African lady on train platform

Riding the TAZARA was the only train travel I did in Africa. I alighted feeling refreshed, comfortable, and with all the hairs left laying down on my body. Death’s breath did not keep me company and so I had time to appreciate the beauty and simplicity of the journey.

Caz Makepeace has been traveling the world for over 10 years along with her husband Craig and now 3 year old girl Kalyra. They believe life is all about the memories and so live a life that gives them many stories to tell. You can follow their adventures at their website y travel blog or connect with them at their fan page and twitter

 

 

Tazara Facts

Schedule:The train runs Tuesdays and FridaysTickets:Cannot be purchased online but can and should be purchased several days before the journey, either at the train station or through a booking agency.Prices:vary depending on what class ticket you buy (USD)

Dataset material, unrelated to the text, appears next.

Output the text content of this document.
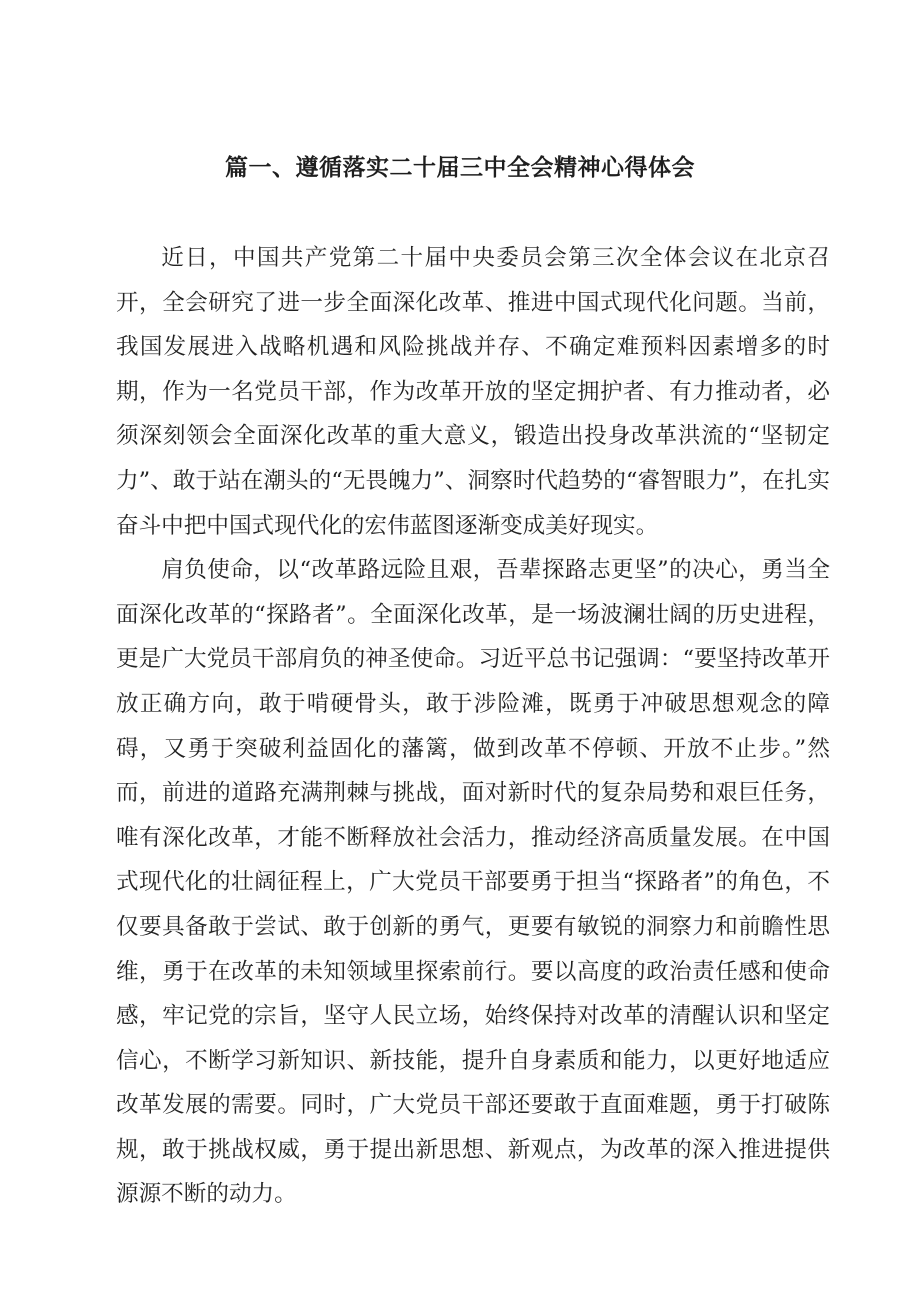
篇一、遵循落实二十届三中全会精神心得体会

近日，中国共产党第二十届中央委员会第三次全体会议在北京召开，全会研究了进一步全面深化改革、推进中国式现代化问题。当前，我国发展进入战略机遇和风险挑战并存、不确定难预料因素增多的时期，作为一名党员干部，作为改革开放的坚定拥护者、有力推动者，必须深刻领会全面深化改革的重大意义，锻造出投身改革洪流的“坚韧定力”、敢于站在潮头的“无畏魄力”、洞察时代趋势的“睿智眼力”，在扎实奋斗中把中国式现代化的宏伟蓝图逐渐变成美好现实。

肩负使命，以“改革路远险且艰，吾辈探路志更坚”的决心，勇当全面深化改革的“探路者”。全面深化改革，是一场波澜壮阔的历史进程，更是广大党员干部肩负的神圣使命。习近平总书记强调：“要坚持改革开放正确方向，敢于啃硬骨头，敢于涉险滩，既勇于冲破思想观念的障碍，又勇于突破利益固化的藩篱，做到改革不停顿、开放不止步。”然而，前进的道路充满荆棘与挑战，面对新时代的复杂局势和艰巨任务，唯有深化改革，才能不断释放社会活力，推动经济高质量发展。在中国式现代化的壮阔征程上，广大党员干部要勇于担当“探路者”的角色，不仅要具备敢于尝试、敢于创新的勇气，更要有敏锐的洞察力和前瞻性思维，勇于在改革的未知领域里探索前行。要以高度的政治责任感和使命感，牢记党的宗旨，坚守人民立场，始终保持对改革的清醒认识和坚定信心，不断学习新知识、新技能，提升自身素质和能力，以更好地适应改革发展的需要。同时，广大党员干部还要敢于直面难题，勇于打破陈规，敢于挑战权威，勇于提出新思想、新观点，为改革的深入推进提供源源不断的动力。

First Class- 4 berth sleepers $22

Second Class- 6 berth sleepers $16

Second Class Seats- $14

Third Class Seats- $13

Tips

Come prepared with enough food for the journey. There is a restaurant on the train but you just never know what can go wrong in Africa. Have plenty of water, patience and books to read. Have your camera ready and make an effort to talk with the other passengers.


24 comments »

  1. I have never considered catching the train in Africa, but now I am sold! Great information Caz!

  2. Norbert says:

    Wow, they still believe in gender division! For some reason I’m not too surprised by that… lol

    Your post gave me a flashback of my train rides in Thailand… of course, they are not as hardcore as the African train rides seem to be, but some Thai trains have similar “living” conditions… but still, they are great to travel comfortably between the regions while watching the scenery.

    • Thanks Norbert. Actually the gender division gave us an excuse to have a break from each other. LOL Only joking. I love train travel for the opportunity it gives you to just stare at the scenery and do nothing but think and appreciate.

  3. Cam says:

    That is a massive looking wart hog!

  4. Clickety Clack, don’t look back. I love this line! Thanks for this guest post Jools – they both have an interesting story.

  5. donnae says:

    Great post Caz, it makes a great juxtaposition to my post on Rovos rail in South Africa. I was in Tanzania a few years ago but did trucks & planes. I like your idea better.

  6. Nancie says:

    Great post. There are so many countries where I feel more comfortable on a train instead of the highway. I don’t need to say why!

  7. robingraham says:

    Great articel -looks similar to a train I took in Kenya once – very old world it was, waiters in starched white and so on…

  8. Jim says:

    Curiously Caz, tonight we had been googling train lines in Zambia.We understand there’s a train route from Lusaka to Dar if you are heading down to Zanzibar. Do you know anything about that?
    Thinking about doing that next year.
    Good report thanks,
    Jim

    • Actually Jim, I don’t know too much about that train trip. It would be worth taking though. It’s really needed in Africa just for the break from the hair raising road travel.

  9. ayngelina says:

    Yes! I love food photos 🙂 This looks like such a great adventure.

  10. The Tazara is a beautiful a comfortable train run between Tanzania and Zimbabwe. It provides wonderful scenic adventures of wildlife and lovely passing by villages in Africa.

  11. admin says:

    Thanks both, glad you liked it. Pretty taken with the idea myself.

  12. Jenny says:

    Great stuff, I like your suggestion. Whenever I will go Africa definitely I will follow your idea.

  13. Tavi says:

    Great write up Caz

    I took that train back in 1990, looks like not much has changed, which is a good thing.

    Back then there was another line I took from Niarobi to Uganda (can’t remember the terminus). I think we went 10 mph the whole way, but it was very cool. One of my favorite photos I ever took was of a sign along the tracks that read “no trains beyond this point without drivers”.